Over the past two years, HIV patients at the harbour town complained to the media regarding the clinic, saying it promotes stigma, and requested that its isolation be discontinued.
People who spoke to Nampa last year said their status is being exposed to the public by having a separate clinic where they collect their medication.
“It is not difficult for someone to tell I am HIV positive because they see me every month standing in the queue at the HIV clinic. Why can’t we just collect medicine at one clinic, just like any other patient?” asked one resident.
Approached for comment at Swakopmund on Thursday, health minister Bernard Haufiku said a directive was issued already in 2015 to integrate such facilities across the country.
He said he does not even understand why such facilities existed in the first place, because to him, this promotes stigma.
“That is not how it is supposed to be. I do not know why the clinic at Kuisebmond is still operational; maybe it is the implementation issue. But a directive was issued and repeated again in 2016.”

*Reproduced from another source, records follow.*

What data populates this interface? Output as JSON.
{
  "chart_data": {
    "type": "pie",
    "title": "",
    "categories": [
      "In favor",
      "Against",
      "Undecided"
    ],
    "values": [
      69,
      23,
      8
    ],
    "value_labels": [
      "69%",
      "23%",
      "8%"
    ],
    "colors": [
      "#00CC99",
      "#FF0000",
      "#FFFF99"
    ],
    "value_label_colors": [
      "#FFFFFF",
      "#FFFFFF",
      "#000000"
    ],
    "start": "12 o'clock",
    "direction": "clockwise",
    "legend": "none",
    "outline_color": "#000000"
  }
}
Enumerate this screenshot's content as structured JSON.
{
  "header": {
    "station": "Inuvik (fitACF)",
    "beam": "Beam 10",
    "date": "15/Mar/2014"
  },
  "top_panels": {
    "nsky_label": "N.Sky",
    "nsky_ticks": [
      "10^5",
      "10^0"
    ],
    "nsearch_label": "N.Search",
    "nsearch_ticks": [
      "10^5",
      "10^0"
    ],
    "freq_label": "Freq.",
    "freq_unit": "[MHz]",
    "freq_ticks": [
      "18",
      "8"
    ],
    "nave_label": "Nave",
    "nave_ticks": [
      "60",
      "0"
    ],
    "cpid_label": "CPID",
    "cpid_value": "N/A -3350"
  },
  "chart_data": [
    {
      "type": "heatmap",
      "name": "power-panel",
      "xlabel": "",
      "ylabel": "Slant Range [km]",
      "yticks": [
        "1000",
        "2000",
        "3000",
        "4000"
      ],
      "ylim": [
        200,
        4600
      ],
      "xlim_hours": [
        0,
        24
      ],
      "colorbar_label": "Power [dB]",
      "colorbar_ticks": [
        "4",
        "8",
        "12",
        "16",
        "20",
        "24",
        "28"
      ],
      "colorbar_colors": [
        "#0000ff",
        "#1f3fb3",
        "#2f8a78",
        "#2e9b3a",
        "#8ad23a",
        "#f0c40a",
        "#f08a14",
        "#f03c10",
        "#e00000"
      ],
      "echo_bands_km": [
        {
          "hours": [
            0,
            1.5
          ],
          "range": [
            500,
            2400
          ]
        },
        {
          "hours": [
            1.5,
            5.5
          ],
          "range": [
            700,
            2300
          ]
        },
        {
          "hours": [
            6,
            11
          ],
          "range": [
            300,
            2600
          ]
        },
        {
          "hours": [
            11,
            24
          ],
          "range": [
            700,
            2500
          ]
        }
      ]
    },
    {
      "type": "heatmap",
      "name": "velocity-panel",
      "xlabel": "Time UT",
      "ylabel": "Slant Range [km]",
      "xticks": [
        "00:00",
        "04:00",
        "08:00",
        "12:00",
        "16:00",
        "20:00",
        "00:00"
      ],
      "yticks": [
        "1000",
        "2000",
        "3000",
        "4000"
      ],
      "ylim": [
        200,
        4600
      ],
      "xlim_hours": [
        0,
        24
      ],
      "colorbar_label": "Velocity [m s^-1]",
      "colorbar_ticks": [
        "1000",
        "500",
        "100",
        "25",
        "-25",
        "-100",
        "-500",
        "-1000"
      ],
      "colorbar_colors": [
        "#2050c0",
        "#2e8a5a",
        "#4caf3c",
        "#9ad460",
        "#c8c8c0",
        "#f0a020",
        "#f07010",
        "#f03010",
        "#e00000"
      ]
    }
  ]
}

The minister said he gave a similar order for the Elavi clinic in the Oshivelo area, where they also had a separate facility with a sign reading ‘HIV Clinic’ on the door.
“I would not want to walk into something that reads HIV on the door when everyone is watching. I know we are supposed to be open about the pandemic, but it is human nature to feel uncomfortable about some things,” he added.
Haufiku stressed that there should only be one clinic where all patients walk in and get their medicines, without anybody feeling the public or their friends knowing what disease they have.
Even condoms should not be handed out to people in public just like that. They need to be placed where those who do not want to be seen taking them can freely do, he said.
“Instead of placing them at the reception, maybe place them in the toilet or somewhere. In my view, those are bedroom secrets, and should be treated as such for those who prefer,” Haufiku noted.
The minister was on a two-day outreach programme in Erongo, which started last Wednesday.
It is aimed at better equipping medical staff in the region, especially doctors, with the skills to handle patients.